We were saying, trees in general are big here. And among them, oak and maple top the list. You can’t get anything out of an oak except some really cool shade in the summer and habitats for little woodland creatures all year long. And a lot of maples will never yield more than solid wood furniture. But the sugar maple has that special something running through its veins, if it had veins for anything to run through. And that something is sap and with enough sap you get syrup and with syrup you get the classic Maple Festival. If it’s indeed a classic, you have hot, homemade pancakes. With pancakes made out of freshly milled flour and fresh boiled syrup you get lines. Lines of well over a couple hundred people long waiting for hours to get to the pancakes to pour the syrup over. We don’t understand it.   We’ll buy the flour and the syrup and have our own. And while everyone else is standing in line, we’ll visit the hundred or so vendors that show up with the handmade crafts to sell while the festival folk sell their handmade syrup. We like it. We buy it. We just don’t want to stand in a line for it.

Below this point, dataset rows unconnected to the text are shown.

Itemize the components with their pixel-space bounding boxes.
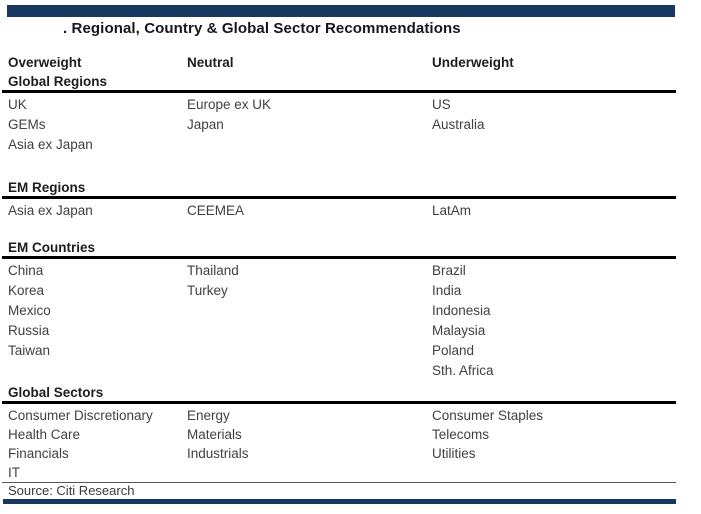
table-cell: Financials — [8, 446, 69, 461]
section-heading: EM Countries — [8, 240, 96, 255]
column-headers: Overweight Neutral Underweight — [0, 55, 701, 71]
table-cell: Brazil — [432, 263, 466, 278]
table-row: Asia ex Japan CEEMEA LatAm — [0, 201, 701, 221]
table-cell: Thailand — [187, 263, 239, 278]
table-row: China Thailand Brazil — [0, 261, 701, 281]
section-rule — [2, 401, 676, 404]
section-rule — [2, 256, 676, 259]
table-cell — [187, 463, 432, 482]
table-cell: Energy — [187, 408, 230, 423]
table-row: Russia Malaysia — [0, 321, 701, 341]
table-cell: Industrials — [187, 446, 249, 461]
table-row: Sth. Africa — [0, 361, 701, 381]
table-section: Global Regions UK Europe ex UK US GEMs Japan A… — [0, 74, 701, 155]
table-row: Financials Industrials Utilities — [0, 444, 701, 463]
table-cell: LatAm — [432, 203, 472, 218]
table-cell — [187, 301, 432, 321]
table-cell: Asia ex Japan — [8, 137, 93, 152]
table-cell: Poland — [432, 343, 475, 358]
table-cell: Sth. Africa — [432, 363, 494, 378]
bottom-accent-bar — [3, 499, 676, 504]
table-row: Korea Turkey India — [0, 281, 701, 301]
table-cell: CEEMEA — [187, 203, 245, 218]
table-cell — [187, 361, 432, 381]
section-rows: Asia ex Japan CEEMEA LatAm — [0, 199, 701, 221]
table-cell: US — [432, 97, 451, 112]
column-header-overweight: Overweight — [8, 55, 82, 70]
column-header-underweight: Underweight — [432, 55, 514, 70]
table-cell: Taiwan — [8, 343, 51, 358]
source-divider-rule — [2, 482, 676, 483]
table-cell: Malaysia — [432, 323, 486, 338]
table-cell: Europe ex UK — [187, 97, 272, 112]
table-cell: Materials — [187, 427, 242, 442]
table-cell: Korea — [8, 283, 45, 298]
table-cell — [432, 135, 675, 155]
section-heading: Global Sectors — [8, 385, 104, 400]
section-heading: Global Regions — [8, 74, 108, 89]
table-cell — [187, 321, 432, 341]
column-header-neutral: Neutral — [187, 55, 234, 70]
table-cell — [187, 341, 432, 361]
table-cell: GEMs — [8, 117, 46, 132]
table-row: Mexico Indonesia — [0, 301, 701, 321]
table-cell: Utilities — [432, 446, 476, 461]
table-cell: India — [432, 283, 462, 298]
table-cell: Mexico — [8, 303, 51, 318]
top-accent-bar — [7, 5, 675, 17]
table-section: Global Sectors Consumer Discretionary Ener… — [0, 385, 701, 482]
section-rows: UK Europe ex UK US GEMs Japan Australia Asia e… — [0, 93, 701, 155]
table-row: Health Care Materials Telecoms — [0, 425, 701, 444]
table-cell: Consumer Discretionary — [8, 408, 153, 423]
table-cell: IT — [8, 465, 20, 480]
table-section: EM Countries China Thailand Brazil Korea Turk… — [0, 240, 701, 381]
table-row: Taiwan Poland — [0, 341, 701, 361]
source-note: Source: Citi Research — [8, 483, 135, 498]
table-cell — [432, 463, 675, 482]
table-cell: Russia — [8, 323, 50, 338]
table-row: GEMs Japan Australia — [0, 115, 701, 135]
section-rule — [2, 90, 676, 93]
table-cell — [8, 361, 187, 381]
recommendations-table: Overweight Neutral Underweight Global Re… — [0, 55, 701, 504]
table-cell: Asia ex Japan — [8, 203, 93, 218]
table-cell: Indonesia — [432, 303, 491, 318]
table-sections: Global Regions UK Europe ex UK US GEMs Japan A… — [0, 74, 701, 482]
table-cell — [187, 135, 432, 155]
table-cell: UK — [8, 97, 27, 112]
table-cell: Japan — [187, 117, 224, 132]
section-rows: China Thailand Brazil Korea Turkey India Mexic… — [0, 259, 701, 381]
section-rows: Consumer Discretionary Energy Consumer Sta… — [0, 404, 701, 482]
table-section: EM Regions Asia ex Japan CEEMEA LatAm — [0, 180, 701, 221]
table-cell: Telecoms — [432, 427, 490, 442]
section-rule — [2, 196, 676, 199]
page-title: . Regional, Country & Global Sector Reco… — [63, 20, 461, 37]
table-row: Asia ex Japan — [0, 135, 701, 155]
table-cell: Health Care — [8, 427, 81, 442]
table-cell: Australia — [432, 117, 485, 132]
table-row: Consumer Discretionary Energy Consumer Sta… — [0, 406, 701, 425]
table-cell: Consumer Staples — [432, 408, 544, 423]
table-row: UK Europe ex UK US — [0, 95, 701, 115]
table-cell: Turkey — [187, 283, 228, 298]
table-row: IT — [0, 463, 701, 482]
table-cell: China — [8, 263, 44, 278]
section-heading: EM Regions — [8, 180, 86, 195]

Yet many do. And as we were driving ourselves home that afternoon we started to wonder, just what would we be willing to stand in line for. We’ve never stood in line for tickets to concerts or theaters or sporting events. We’ve gone to many but we don’t pitch a tent the night before to get the best seat. With a few exceptions, the best seat is usually the one in front of the television anyway. We’ve never stood in line for a store to open on Black Friday. We would stand in line to go back to bed the day after Thanksgiving but not to buy one. We once stood in line to get three (yes, three) autographs of three (yes, three) hockey players. If we were so fond of baseball or opera or professional badminton we might have once stood in line for autographs of their great ones but we aren’t so we didn’t and even for hockey we might not again.

Some lines you have to stand in. You’ll never board a plane without first standing in line at the security checkpoint and then again at the gate boarding ramp. If you didn’t print your boarding pass at home the day before add the line at the ticket counter to get one of them before you hit the other two. And if you check baggage through there are lines to check it and then to wrestle it off the conveyor belt. With luck, you’ll never have to stand in the line to determine where they lost it. Airports are not happy places for people who don’t like lines.

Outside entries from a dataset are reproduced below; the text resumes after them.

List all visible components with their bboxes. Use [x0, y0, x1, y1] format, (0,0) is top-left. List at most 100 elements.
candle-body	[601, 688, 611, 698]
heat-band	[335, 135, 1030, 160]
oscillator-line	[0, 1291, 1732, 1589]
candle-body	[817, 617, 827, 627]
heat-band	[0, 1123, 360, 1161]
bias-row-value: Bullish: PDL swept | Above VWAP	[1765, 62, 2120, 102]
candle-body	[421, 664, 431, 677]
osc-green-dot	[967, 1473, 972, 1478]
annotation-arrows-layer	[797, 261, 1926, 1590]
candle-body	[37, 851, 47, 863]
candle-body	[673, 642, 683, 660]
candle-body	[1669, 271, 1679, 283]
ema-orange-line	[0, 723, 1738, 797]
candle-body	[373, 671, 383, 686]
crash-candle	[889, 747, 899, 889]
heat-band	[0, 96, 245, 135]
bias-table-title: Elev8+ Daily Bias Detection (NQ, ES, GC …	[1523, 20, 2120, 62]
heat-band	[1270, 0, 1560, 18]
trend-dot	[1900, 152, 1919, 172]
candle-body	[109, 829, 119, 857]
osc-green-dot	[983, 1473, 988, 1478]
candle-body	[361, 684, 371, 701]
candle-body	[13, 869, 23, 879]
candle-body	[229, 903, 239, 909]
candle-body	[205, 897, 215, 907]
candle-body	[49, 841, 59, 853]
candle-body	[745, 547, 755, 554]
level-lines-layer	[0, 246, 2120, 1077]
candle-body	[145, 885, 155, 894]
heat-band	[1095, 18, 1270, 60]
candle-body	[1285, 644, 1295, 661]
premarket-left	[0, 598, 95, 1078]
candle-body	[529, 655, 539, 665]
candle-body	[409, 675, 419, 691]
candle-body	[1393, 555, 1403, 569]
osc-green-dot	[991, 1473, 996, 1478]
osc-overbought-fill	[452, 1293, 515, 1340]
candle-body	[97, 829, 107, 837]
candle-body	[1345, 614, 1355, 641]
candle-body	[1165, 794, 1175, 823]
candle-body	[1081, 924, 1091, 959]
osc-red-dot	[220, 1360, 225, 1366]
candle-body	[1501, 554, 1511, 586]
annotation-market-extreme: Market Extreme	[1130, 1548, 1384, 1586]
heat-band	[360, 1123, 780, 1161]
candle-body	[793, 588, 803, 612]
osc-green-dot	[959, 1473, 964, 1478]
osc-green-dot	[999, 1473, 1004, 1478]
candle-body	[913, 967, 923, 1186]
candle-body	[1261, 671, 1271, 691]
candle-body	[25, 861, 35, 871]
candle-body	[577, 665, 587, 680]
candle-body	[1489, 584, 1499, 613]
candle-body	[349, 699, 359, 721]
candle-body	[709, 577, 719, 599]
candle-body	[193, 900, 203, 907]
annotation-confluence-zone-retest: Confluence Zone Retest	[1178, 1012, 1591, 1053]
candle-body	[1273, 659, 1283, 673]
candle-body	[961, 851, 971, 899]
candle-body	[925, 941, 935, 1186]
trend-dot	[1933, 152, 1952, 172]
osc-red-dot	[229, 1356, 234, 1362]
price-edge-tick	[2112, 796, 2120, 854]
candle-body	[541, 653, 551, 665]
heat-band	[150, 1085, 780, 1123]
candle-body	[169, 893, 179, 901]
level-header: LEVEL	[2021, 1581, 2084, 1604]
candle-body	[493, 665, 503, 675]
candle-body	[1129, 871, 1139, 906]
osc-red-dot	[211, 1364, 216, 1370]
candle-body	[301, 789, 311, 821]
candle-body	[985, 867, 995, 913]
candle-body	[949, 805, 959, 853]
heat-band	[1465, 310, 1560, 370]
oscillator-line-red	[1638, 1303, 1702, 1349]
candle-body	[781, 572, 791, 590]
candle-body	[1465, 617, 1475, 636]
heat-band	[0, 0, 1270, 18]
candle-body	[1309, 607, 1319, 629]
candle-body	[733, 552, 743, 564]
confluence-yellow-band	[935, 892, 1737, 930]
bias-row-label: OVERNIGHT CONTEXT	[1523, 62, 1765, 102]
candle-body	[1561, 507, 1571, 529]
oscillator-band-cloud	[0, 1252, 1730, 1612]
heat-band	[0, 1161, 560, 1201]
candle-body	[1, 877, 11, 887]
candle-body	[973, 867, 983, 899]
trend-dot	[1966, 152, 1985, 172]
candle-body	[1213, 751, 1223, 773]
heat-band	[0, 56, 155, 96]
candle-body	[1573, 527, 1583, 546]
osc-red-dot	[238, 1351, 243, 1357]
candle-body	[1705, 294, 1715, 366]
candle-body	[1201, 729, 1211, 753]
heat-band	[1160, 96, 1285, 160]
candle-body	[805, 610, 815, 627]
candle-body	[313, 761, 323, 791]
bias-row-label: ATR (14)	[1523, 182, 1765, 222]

And what about you? Line stander, line jumper? Line aficionado, or line abhorrer? Oh, did we mention that in order to get to that festival with the line of people waiting for their pancakes we had to wait in line for the shuttle to take us to the festival grounds? We had no choice; it was either that or walk 3 miles from the parking lot. We know where to draw the line.

Now, that’s what we think. Really. How ‘bout you?